La procédure devant le tribunal de commerce a longtemps été présentée comme essentiellement orale. Cette caractéristique, qui visait à garantir simplicité et rapidité, constituait l’une des spécificités de cette juridiction. Pourtant, au fil des années et des réformes successives, l’écrit a progressivement gagné du terrain, au point de transformer profondément la physionomie du procès commercial. Cette évolution soulève des questions pratiques essentielles pour les entreprises et leurs conseils : comment s’articulent aujourd’hui l’oral et l’écrit ? Quelles sont les conséquences concrètes pour la conduite d’un litige commercial ?

Le principe historique de l’oralité devant le tribunal de commerce

Fondements et objectifs initiaux

Le caractère oral de la procédure devant le tribunal de commerce trouve ses racines dans l’histoire même de cette juridiction. Créée dès 1563 par l’Édit de Charles IX, elle visait à offrir aux commerçants un mode de règlement des litiges qui soit simple, rapide et peu coûteux.

L’oralité répondait parfaitement à ces objectifs en permettant aux justiciables de s’exprimer directement devant leurs pairs, sans formalisme excessif. L’article 860-1 du Code de procédure civile énonce d’ailleurs toujours ce principe fondamental : « la procédure est orale ». Cette formulation lapidaire traduit une volonté de simplicité procédurale.

Ce choix initial correspondait également à une époque où les échanges commerciaux reposaient davantage sur la parole donnée que sur l’écrit. Les juges consulaires, eux-mêmes commerçants, étaient censés comprendre les usages et les problématiques de leurs pairs sans nécessiter de longs développements écrits.

Conséquences : la primauté des débats à l’audience ?

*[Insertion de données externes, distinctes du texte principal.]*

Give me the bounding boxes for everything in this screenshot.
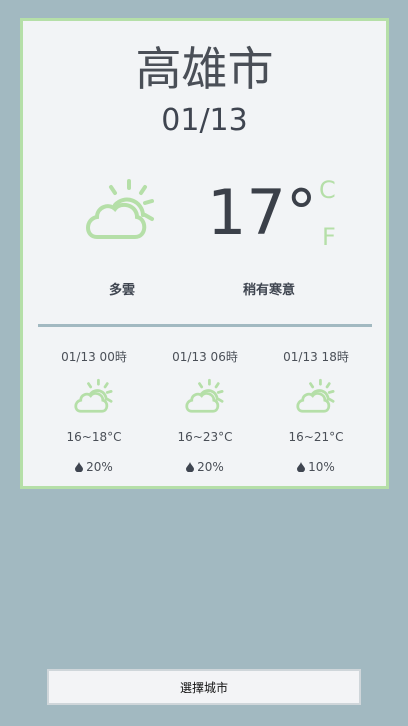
raindrop-icon [186, 462, 195, 472]
partly-cloudy-icon [296, 378, 335, 413]
partly-cloudy-icon [86, 179, 154, 239]
weather-card: 高雄市 01/13 17° C F 多雲 稍有寒意 01/13 00時 16~1… [20, 18, 389, 489]
divider [38, 324, 372, 327]
forecast-item: 01/13 00時 16~18°C 20% [44, 349, 144, 475]
forecast-item: 01/13 06時 16~23°C 20% [155, 349, 255, 475]
partly-cloudy-icon [74, 378, 113, 413]
raindrop-icon [297, 462, 306, 472]
unit-celsius-toggle[interactable]: C [319, 175, 336, 205]
forecast-time: 01/13 18時 [283, 350, 349, 364]
unit-fahrenheit-toggle[interactable]: F [322, 222, 336, 252]
forecast-temperature: 16~21°C [288, 430, 344, 444]
forecast-rain: 20% [44, 459, 144, 475]
forecast-time: 01/13 06時 [172, 350, 238, 364]
weather-description: 多雲 [108, 283, 135, 298]
forecast-time: 01/13 00時 [61, 350, 127, 364]
forecast-item: 01/13 18時 16~21°C 10% [266, 349, 366, 475]
current-date: 01/13 [161, 103, 248, 138]
raindrop-icon [75, 462, 84, 472]
partly-cloudy-icon [185, 378, 224, 413]
forecast-rain: 20% [155, 459, 255, 475]
forecast-rain-value: 20% [197, 460, 224, 474]
forecast-temperature: 16~23°C [177, 430, 233, 444]
forecast-rain-value: 10% [308, 460, 335, 474]
forecast-rain: 10% [266, 459, 366, 475]
forecast-temperature: 16~18°C [66, 430, 122, 444]
select-city-button[interactable]: 選擇城市 [47, 669, 361, 705]
current-temperature: 17° [207, 176, 317, 249]
comfort-level: 稍有寒意 [242, 283, 295, 298]
city-name: 高雄市 [135, 42, 274, 96]
forecast-rain-value: 20% [86, 460, 113, 474]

Dans sa conception originelle, l’oralité impliquait que les parties comparaissent personnellement à l’audience pour exposer leurs prétentions et arguments. Le tribunal n’était alors saisi que par l’exposé oral des parties, ce qui signifiait théoriquement que les prétentions non soutenues oralement étaient considérées comme abandonnées.

Cette primauté de l’oral avait plusieurs conséquences pratiques importantes :

  • La comparution personnelle ou par mandataire était indispensable
  • Les prétentions devaient être formulées à l’audience
  • Le greffier notait les prétentions des parties au plumitif d’audience
  • Le tribunal jugeait l’affaire sur la base de ces débats oraux

Cette prédominance de l’oral se manifestait aussi par l’obligation pour les parties de comparaître à l’audience. Selon la jurisprudence traditionnelle, des conclusions écrites déposées par une partie non comparante étaient considérées comme irrecevables (Chambre commerciale, 23 novembre 1982).

La montée en puissance de l’écrit : une procédure transformée

L’obligation de communiquer pièces et conclusions écrites

L’évolution des pratiques commerciales et la complexification du droit ont progressivement conduit à une montée en puissance de l’écrit dans la procédure. Ce mouvement s’est accéléré avec les réformes successives du Code de procédure civile.

Aujourd’hui, même si la procédure reste qualifiée d’orale, les parties sont tenues de communiquer leurs pièces et, dans la pratique, de rédiger des conclusions écrites. L’article 446-2 du Code de procédure civile prévoit que lorsque les parties formulent leurs prétentions par écrit, leurs écritures doivent exposer expressément les prétentions ainsi que les moyens en fait et en droit avec indication pour chaque prétention des pièces invoquées.

Cette obligation est renforcée par une règle particulièrement importante : les parties sont réputées avoir abandonné les prétentions et moyens non repris dans leurs dernières écritures. Ce principe d’unicité de l’instance écrite a été consacré par la Cour de cassation (2e chambre civile, 22 juin 2017), qui a jugé qu’il s’applique même lorsque les parties ne sont pas dispensées de se présenter à l’audience.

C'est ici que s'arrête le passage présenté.